Ash me apoya una mano en el brazo.
—Ya sé que te he dicho que tenías que verlo —de pronto le ha cambiado la voz, que suena cargada de preocupación—, pero ahora que estamos aquí...
—No pasa nada, quiero verlo.
—¿Estás segura? Porque cuando lo hayas visto tu opinión sobre los gemas cambiará para siempre.
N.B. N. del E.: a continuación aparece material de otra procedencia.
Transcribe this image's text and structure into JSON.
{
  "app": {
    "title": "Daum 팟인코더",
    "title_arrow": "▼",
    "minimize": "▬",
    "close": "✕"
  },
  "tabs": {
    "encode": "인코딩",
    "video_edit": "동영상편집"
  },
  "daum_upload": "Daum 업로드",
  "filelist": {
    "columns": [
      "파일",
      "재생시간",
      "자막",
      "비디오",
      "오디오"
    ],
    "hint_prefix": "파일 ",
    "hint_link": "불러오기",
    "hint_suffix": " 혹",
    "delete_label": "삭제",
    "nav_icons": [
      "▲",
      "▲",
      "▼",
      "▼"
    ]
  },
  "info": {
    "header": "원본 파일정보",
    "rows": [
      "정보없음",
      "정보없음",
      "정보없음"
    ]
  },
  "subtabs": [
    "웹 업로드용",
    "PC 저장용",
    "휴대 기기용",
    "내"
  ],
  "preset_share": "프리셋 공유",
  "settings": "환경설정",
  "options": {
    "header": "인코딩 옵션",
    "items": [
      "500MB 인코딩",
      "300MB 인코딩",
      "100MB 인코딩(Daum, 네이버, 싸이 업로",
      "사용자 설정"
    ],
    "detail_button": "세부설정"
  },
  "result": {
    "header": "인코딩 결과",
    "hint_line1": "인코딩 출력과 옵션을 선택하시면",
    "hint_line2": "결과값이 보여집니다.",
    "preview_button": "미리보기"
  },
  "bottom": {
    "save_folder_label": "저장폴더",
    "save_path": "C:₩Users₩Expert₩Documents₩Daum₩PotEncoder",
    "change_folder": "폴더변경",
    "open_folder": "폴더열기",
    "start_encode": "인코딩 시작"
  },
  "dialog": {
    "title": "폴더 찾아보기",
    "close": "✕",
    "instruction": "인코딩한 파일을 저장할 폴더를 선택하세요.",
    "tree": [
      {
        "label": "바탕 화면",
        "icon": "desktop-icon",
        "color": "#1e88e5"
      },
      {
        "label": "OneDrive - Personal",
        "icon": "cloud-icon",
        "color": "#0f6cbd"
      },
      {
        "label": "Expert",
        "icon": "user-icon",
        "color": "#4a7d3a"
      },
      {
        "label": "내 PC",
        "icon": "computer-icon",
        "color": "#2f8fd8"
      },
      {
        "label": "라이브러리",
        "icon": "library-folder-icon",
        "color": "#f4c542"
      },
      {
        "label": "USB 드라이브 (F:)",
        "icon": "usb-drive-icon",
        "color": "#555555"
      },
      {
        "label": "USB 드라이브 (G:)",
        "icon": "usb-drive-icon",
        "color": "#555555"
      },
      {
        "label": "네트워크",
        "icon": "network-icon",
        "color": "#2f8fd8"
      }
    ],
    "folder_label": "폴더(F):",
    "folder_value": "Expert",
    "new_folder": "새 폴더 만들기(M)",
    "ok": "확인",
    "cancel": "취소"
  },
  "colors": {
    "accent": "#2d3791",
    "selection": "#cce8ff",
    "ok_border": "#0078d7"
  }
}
Se refiere a Willow. Sé que debería bajar de esta azotea y volver corriendo a la cabaña de los impes. Sé que debería ceñirme al canon, a lo seguro, a lo predecible, a mi casa... Pero al ver la cara suave y tenue de Ash rodeada de la oscuridad de la noche me doy cuenta de que esto no va de arriesgarse, sino de saber la verdad. Estoy harta de tanto secreto, de tantas mentiras, de este puñetero disfraz. La carta de Katie vuelve a parecer de fuego, pero me da lo mismo. Quiero decirle a Ash quién soy en realidad. Es como si existiera un muro invisible entre nosotros, construido con mentiras piadosas y omisiones y todos los engaños conocidos por el ser humano. Miro al débil círculo de luz que tengo a mis pies y decido que un secreto menos solo puede ser algo bueno.
—Adelante —digo.
Él asiente y, con todo el cuidado, me baja hasta el búnker.